Fig. 1.

TRAIL induces IKK and JNK activation through RIP1-dependent and -independent pathways. (A) RIP1^+/+ and RIP1^-/- Jurkat T cells were treated with TRAIL (100 ng/ml) as indicated, and phosphorylation of IκBα and JNK, cleavage of caspase-8/3, MEKK1, cFLIP and RIP1 were examined by Western blotting. (B) RIP1^+/+ and RIP1^-/- Jurkat T cells were stably transduced with pBabe-puro-cFLIP (RIP1^+/+-cFLIP and RIP1^-/- -cFLIP), and the expression of cFLIP was then confirmed by Western blotting. (C) RIP1^+/+-cFLIP and RIP1^-/- -cFLIP Jurkat T cells were treated with TRAIL, and the activation of the downstream pathways was analyzed by Western blotting as in A. (D) IκBα phosphorylation blots from RIP1^+/+, RIP1^-/-, RIP1^+/+-cFLIP and RIP1^-/- -cFLIP Jurkat T cells treated with or without TRAIL was quantified by densitometry, and the ratios of IκBα phospho-signal over non-phospho-signal were normalized to 0 min signal.

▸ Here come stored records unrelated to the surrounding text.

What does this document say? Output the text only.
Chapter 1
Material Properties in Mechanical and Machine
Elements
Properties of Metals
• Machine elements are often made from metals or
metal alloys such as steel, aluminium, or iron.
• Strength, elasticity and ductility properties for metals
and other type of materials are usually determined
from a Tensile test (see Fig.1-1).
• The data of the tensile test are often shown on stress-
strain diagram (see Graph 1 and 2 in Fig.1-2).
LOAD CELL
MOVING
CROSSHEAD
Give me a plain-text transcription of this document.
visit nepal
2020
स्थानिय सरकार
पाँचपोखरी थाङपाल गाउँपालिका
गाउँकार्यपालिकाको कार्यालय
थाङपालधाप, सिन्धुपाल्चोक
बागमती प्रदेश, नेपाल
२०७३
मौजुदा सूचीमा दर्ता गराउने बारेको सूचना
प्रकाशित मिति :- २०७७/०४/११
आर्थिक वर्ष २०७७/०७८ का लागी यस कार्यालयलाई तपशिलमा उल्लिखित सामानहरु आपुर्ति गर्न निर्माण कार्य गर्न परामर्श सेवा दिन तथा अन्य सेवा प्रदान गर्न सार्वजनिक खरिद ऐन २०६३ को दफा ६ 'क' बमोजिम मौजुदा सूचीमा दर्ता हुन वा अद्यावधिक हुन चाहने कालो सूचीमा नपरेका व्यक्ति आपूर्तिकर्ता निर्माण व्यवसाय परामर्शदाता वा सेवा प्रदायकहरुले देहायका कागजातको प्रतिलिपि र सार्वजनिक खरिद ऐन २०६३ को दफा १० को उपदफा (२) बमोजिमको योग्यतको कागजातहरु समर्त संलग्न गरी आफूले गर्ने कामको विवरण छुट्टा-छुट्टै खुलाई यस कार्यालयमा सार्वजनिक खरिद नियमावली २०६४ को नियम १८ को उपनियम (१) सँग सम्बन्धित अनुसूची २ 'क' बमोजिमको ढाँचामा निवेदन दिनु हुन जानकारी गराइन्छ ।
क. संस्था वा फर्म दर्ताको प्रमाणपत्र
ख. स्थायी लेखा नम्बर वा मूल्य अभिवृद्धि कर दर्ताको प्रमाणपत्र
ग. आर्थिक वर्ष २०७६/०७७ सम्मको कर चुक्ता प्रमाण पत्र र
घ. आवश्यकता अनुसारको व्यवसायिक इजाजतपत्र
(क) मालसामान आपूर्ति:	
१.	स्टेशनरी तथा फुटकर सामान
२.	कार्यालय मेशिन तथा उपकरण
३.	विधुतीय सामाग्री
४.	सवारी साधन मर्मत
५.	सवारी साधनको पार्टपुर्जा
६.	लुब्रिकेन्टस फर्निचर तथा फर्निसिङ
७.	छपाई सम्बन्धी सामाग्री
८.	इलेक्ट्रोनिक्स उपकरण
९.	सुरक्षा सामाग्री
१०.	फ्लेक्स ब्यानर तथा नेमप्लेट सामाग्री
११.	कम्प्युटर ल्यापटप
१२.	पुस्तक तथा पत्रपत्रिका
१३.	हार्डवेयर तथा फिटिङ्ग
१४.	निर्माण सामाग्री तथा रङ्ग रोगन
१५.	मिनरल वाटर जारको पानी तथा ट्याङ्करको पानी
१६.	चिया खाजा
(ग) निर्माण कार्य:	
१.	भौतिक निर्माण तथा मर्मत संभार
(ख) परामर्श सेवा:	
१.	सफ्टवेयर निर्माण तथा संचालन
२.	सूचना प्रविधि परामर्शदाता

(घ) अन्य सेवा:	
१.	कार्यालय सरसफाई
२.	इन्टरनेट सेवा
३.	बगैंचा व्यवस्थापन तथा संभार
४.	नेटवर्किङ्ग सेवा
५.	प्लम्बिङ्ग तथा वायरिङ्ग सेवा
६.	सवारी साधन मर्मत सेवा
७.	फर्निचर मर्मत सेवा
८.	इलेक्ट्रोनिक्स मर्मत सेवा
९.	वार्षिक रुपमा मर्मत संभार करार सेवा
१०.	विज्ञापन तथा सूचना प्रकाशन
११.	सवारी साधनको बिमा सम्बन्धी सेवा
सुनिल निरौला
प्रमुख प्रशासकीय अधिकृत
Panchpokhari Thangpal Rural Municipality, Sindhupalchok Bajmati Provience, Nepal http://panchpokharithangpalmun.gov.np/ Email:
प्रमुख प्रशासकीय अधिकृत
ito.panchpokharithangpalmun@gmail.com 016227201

The relative values from three independent experiments were then presented as mean ± SE. (E) RIP1^+/+, RIP1^-/-, RIP1^+/+-cFLIP and RIP1^-/- -cFLIP Jurkat T cells were treated with TRAIL as indicated, and 24 hours after treatment, cell viability was assessed by MTT assays. Data shown are the mean ± SE of three experiments.